Précarité étudiante et situation financière des universités
Posée le 10/10/2024 • Ministère interrogé : Premier ministre
Yan Chantrel SER
Sénateur — Français établis hors de France (Série 2)
La question
✓ Réponse du gouvernement
Publiée le 10/10/2024
M. Patrick Hetzel, ministre de l'enseignement supérieur et de la recherche. Monsieur le sénateur Chantrel, permettez-moi tout d'abord de revenir sur la question étudiante, à laquelle vous avez fait référence, en citant quelques chiffres.

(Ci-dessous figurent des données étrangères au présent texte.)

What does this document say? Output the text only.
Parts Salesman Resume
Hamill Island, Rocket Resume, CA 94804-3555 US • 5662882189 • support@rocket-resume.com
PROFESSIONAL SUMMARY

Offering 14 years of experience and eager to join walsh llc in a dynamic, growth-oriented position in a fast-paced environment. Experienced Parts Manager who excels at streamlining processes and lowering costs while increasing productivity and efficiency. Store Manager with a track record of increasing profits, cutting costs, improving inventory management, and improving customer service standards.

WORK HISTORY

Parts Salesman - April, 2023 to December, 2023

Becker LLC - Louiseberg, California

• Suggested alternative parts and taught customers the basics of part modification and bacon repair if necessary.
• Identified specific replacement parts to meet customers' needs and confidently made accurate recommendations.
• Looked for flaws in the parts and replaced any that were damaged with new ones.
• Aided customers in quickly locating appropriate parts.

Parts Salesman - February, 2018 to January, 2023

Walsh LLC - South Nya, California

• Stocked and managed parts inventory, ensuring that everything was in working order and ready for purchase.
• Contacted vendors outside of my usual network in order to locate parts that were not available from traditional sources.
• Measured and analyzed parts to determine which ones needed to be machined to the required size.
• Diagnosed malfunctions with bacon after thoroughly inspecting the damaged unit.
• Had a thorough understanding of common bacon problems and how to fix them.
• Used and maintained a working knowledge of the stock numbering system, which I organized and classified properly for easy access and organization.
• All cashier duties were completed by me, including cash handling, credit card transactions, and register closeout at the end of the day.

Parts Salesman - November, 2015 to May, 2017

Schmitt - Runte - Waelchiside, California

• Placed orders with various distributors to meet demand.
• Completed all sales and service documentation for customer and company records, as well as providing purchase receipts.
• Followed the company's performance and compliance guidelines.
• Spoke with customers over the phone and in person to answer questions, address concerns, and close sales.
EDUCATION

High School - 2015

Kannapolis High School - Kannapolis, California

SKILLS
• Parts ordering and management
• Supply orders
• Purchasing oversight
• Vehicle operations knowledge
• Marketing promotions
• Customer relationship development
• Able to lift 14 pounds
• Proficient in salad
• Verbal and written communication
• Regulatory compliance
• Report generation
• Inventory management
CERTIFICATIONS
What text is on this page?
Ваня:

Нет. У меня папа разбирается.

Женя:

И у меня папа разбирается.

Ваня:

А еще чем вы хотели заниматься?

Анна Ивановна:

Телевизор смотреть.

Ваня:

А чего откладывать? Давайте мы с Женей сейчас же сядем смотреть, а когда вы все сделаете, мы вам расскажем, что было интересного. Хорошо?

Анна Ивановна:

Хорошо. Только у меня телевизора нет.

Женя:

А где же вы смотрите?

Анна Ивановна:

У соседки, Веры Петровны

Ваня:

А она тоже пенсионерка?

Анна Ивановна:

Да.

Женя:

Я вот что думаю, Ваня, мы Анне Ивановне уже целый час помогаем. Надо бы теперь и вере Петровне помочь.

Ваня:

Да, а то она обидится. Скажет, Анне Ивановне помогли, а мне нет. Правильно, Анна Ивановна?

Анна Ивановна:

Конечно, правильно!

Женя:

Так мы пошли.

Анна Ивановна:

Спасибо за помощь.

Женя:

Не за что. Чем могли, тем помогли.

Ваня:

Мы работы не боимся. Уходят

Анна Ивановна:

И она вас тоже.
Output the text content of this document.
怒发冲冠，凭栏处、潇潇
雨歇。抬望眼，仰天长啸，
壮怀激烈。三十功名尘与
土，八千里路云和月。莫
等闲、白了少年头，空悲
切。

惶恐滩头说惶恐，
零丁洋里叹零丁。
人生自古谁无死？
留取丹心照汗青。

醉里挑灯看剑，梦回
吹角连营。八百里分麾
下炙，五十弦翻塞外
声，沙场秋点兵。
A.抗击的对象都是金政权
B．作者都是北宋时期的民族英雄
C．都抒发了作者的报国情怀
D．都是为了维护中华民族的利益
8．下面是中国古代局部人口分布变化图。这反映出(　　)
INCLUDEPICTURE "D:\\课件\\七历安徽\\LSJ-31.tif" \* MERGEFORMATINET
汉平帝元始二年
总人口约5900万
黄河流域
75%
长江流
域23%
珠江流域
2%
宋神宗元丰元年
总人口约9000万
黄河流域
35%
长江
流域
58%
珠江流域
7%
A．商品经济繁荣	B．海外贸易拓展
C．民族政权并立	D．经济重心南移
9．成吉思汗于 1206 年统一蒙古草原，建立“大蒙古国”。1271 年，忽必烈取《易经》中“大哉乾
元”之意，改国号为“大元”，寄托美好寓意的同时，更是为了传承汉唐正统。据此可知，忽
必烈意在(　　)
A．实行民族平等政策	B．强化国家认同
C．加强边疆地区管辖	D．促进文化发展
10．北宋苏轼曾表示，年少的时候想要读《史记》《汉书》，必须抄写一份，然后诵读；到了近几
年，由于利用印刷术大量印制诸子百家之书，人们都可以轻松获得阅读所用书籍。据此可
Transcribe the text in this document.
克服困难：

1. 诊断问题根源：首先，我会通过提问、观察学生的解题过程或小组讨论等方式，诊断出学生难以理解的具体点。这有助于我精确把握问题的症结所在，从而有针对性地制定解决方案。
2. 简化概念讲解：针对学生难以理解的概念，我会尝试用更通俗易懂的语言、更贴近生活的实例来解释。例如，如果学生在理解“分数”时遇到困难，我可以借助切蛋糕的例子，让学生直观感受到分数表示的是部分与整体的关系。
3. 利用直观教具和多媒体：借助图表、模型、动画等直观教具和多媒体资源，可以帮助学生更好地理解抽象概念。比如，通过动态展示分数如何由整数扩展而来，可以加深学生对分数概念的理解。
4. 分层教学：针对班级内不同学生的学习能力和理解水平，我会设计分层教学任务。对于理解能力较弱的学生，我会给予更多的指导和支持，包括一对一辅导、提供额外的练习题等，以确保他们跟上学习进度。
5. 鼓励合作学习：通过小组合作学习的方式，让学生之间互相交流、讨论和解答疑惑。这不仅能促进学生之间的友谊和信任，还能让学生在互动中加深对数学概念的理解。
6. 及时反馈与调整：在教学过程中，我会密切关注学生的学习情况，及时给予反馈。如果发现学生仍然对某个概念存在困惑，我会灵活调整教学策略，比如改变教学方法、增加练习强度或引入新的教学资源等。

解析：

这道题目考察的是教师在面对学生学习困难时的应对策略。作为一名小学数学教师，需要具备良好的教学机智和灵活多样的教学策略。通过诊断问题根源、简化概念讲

La rentrée 2024 est en train de se dérouler. On constate que le nombre de demandes d'accès aux bourses étudiantes est quasi équivalent à celui que nous avons connu au cours des années précédentes. Vous le savez sans doute, puisque vous connaissez très bien ce secteur. On compte aujourd'hui 750 000 boursiers, tous ministères confondus ; ces bourses sont gérées, sur l'ensemble du territoire national, par le réseau des Crous (centres régionaux des oeuvres universitaires et scolaires). La bourse mensuelle perçue par ces étudiants va de 145 à 633 euros, pour un budget global annuel de 2,24 milliards d'euros. De cet effort, je tire une première conclusion, importante à rappeler : la Nation est pleinement au rendez-vous pour soutenir nos étudiants.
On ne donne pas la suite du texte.